Output dari perguruan tinggi memang sudah ada yang mampu mengaplikasikan ilmunya akan tetapi hanya untuk dirinya sendiri tidak untuk masyarakat. Terkadang ada juga yang mengaplikasikannya tetapi tidak sesuai dengan jurusan yang ia ambil pada saat mengikuti perkuliahan. Lebih parah jika mahasiswa yang mencari predikat sarjana hanya sebagai formalitas yang sekedar digunakan sebagai menaikkan derajat seseorang tanpa ada kontribusi sosial, budaya dan pendidikan pada ruang lingkup masyarakatnya.

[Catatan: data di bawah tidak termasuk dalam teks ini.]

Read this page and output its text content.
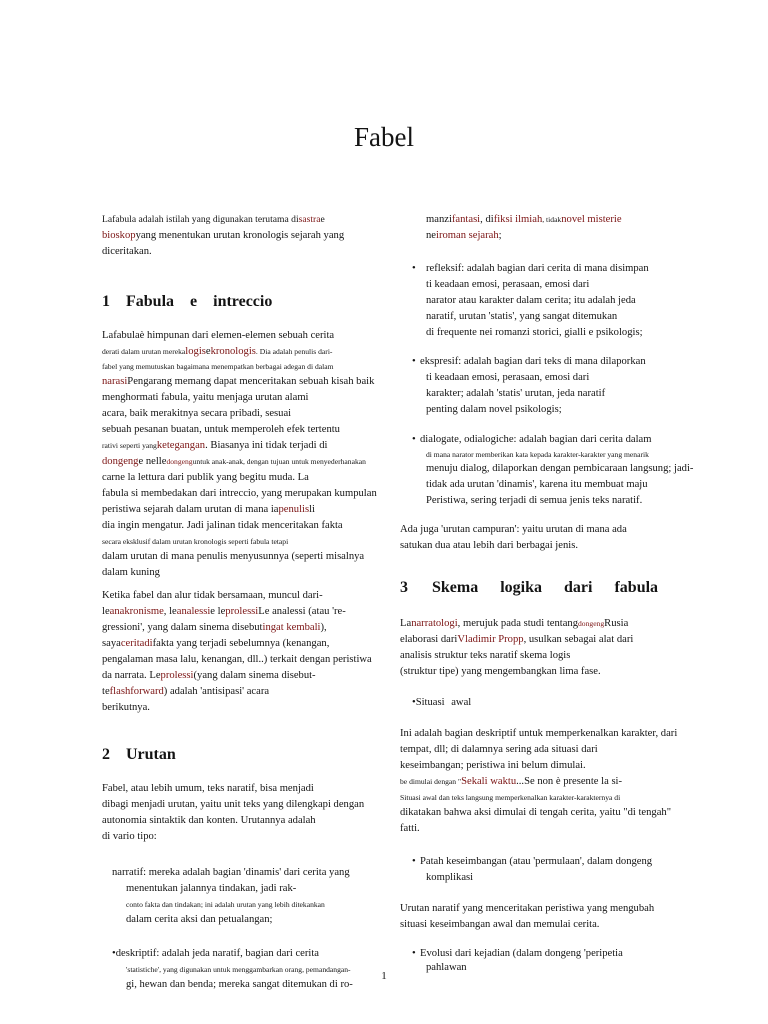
Fabel

Lafabula adalah istilah yang digunakan terutama disastrae

bioskopyang menentukan urutan kronologis sejarah yang

diceritakan.

1 Fabula e intreccio

Lafabulaè himpunan dari elemen-elemen sebuah cerita

derati dalam urutan merekalogisekronologis. Dia adalah penulis dari-

fabel yang memutuskan bagaimana menempatkan berbagai adegan di dalam

narasiPengarang memang dapat menceritakan sebuah kisah baik

menghormati fabula, yaitu menjaga urutan alami

acara, baik merakitnya secara pribadi, sesuai

sebuah pesanan buatan, untuk memperoleh efek tertentu

rativi seperti yangketegangan. Biasanya ini tidak terjadi di

dongenge nelledongenguntuk anak-anak, dengan tujuan untuk menyederhanakan

carne la lettura dari publik yang begitu muda. La

fabula si membedakan dari intreccio, yang merupakan kumpulan

peristiwa sejarah dalam urutan di mana iapenulisli

dia ingin mengatur. Jadi jalinan tidak menceritakan fakta

secara eksklusif dalam urutan kronologis seperti fabula tetapi

dalam urutan di mana penulis menyusunnya (seperti misalnya

dalam kuning

Ketika fabel dan alur tidak bersamaan, muncul dari-

leanakronisme, leanalessie leprolessiLe analessi (atau 're-

gressioni', yang dalam sinema disebutingat kembali),

sayaceritadifakta yang terjadi sebelumnya (kenangan,

pengalaman masa lalu, kenangan, dll..) terkait dengan peristiwa

da narrata. Leprolessi(yang dalam sinema disebut-

teflashforward) adalah 'antisipasi' acara

berikutnya.

2 Urutan

Fabel, atau lebih umum, teks naratif, bisa menjadi

dibagi menjadi urutan, yaitu unit teks yang dilengkapi dengan

autonomia sintaktik dan konten. Urutannya adalah

di vario tipo:

narratif: mereka adalah bagian 'dinamis' dari cerita yang

menentukan jalannya tindakan, jadi rak-

conto fakta dan tindakan; ini adalah urutan yang lebih ditekankan

dalam cerita aksi dan petualangan;

•deskriptif: adalah jeda naratif, bagian dari cerita

'statistiche', yang digunakan untuk menggambarkan orang, pemandangan-

gi, hewan dan benda; mereka sangat ditemukan di ro-

manzifantasi, difiksi ilmiah, tidaknovel misterie

neiroman sejarah;

• refleksif: adalah bagian dari cerita di mana disimpan

ti keadaan emosi, perasaan, emosi dari

narator atau karakter dalam cerita; itu adalah jeda

naratif, urutan 'statis', yang sangat ditemukan

di frequente nei romanzi storici, gialli e psikologis;

• ekspresif: adalah bagian dari teks di mana dilaporkan

ti keadaan emosi, perasaan, emosi dari

karakter; adalah 'statis' urutan, jeda naratif

penting dalam novel psikologis;

• dialogate, odialogiche: adalah bagian dari cerita dalam

di mana narator memberikan kata kepada karakter-karakter yang menarik

menuju dialog, dilaporkan dengan pembicaraan langsung; jadi-

tidak ada urutan 'dinamis', karena itu membuat maju

Peristiwa, sering terjadi di semua jenis teks naratif.

Ada juga 'urutan campuran': yaitu urutan di mana ada

satukan dua atau lebih dari berbagai jenis.

3 Skema logika dari fabula

Lanarratologi, merujuk pada studi tentangdongengRusia

elaborasi dariVladimir Propp, usulkan sebagai alat dari

analisis struktur teks naratif skema logis

(struktur tipe) yang mengembangkan lima fase.

•Situasi awal

Ini adalah bagian deskriptif untuk memperkenalkan karakter, dari

tempat, dll; di dalamnya sering ada situasi dari

keseimbangan; peristiwa ini belum dimulai.

be dimulai dengan "Sekali waktu...Se non è presente la si-

Situasi awal dan teks langsung memperkenalkan karakter-karakternya di

dikatakan bahwa aksi dimulai di tengah cerita, yaitu "di tengah"

fatti.

• Patah keseimbangan (atau 'permulaan', dalam dongeng

komplikasi

Urutan naratif yang menceritakan peristiwa yang mengubah

situasi keseimbangan awal dan memulai cerita.

• Evolusi dari kejadian (dalam dongeng 'peripetia

pahlawan

1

Sering dijumpai kata-kata mahasiswa berkualitas, namun arti sebenarnya dari kata mahasiswa berkualitas itu seperti apa?. Sebenarnya dalam mengartikan kata mahasiswa berkualitas itu harus didefinisikan terlebih dahulu mahasiswa yang berkualitas itu seperti apa. Apakah dilihat dari nilai akademis ataukah dari nilai sosial? “Indikator mahasiswa yang berkualitas sebenarnya harus dijawab terlebih dahulu, mahasiswa yang berkualitas itu seperti apa? Apakah berkualitas secara keilmuwan? Harus ada penjelasan terlebih dahulu mahasiswa yang berkualitas itu seperti apa.” tutur Purwanto disela perbincangan.

Hemat penulis mahasiswa yang berkualitas sering kali diartikan dalam dunia perkuliahan atau didalam masyarakat yaitu secara akademis. Dan sering kali pergaulan mahasiswa dapat mencerminkan berkualitasnya seseorang atau tidak. Mahasiswa yang berkualitas tidak hanya secara akademis, mahasiswa yang berkualitas adalah bagaimana mereka mampu membaca permasalahan yang ada di lingkungan, serta memecahkannya. Kalau memang itu (secara akademis) yang menjadikan indikasi (mahasiswa berkualitas), tidak hanya nongkrong dikantin, tidak hanya kumpul-kumpul dan senang-senang. Seharusnya kebiasaan nongkrong mereka membawa dampak positif dan produktif, membawa tema kemudian menyelesaikan masalah. Namun, saat ini dapat kita lihat bahwa banyak yang tidak lagi produktif, melainkan Pragmatif dan Vaginatif, Menurut Purwanto yang juga menjabat sebagai Litbang di LPM Bursa INISNU Jepara.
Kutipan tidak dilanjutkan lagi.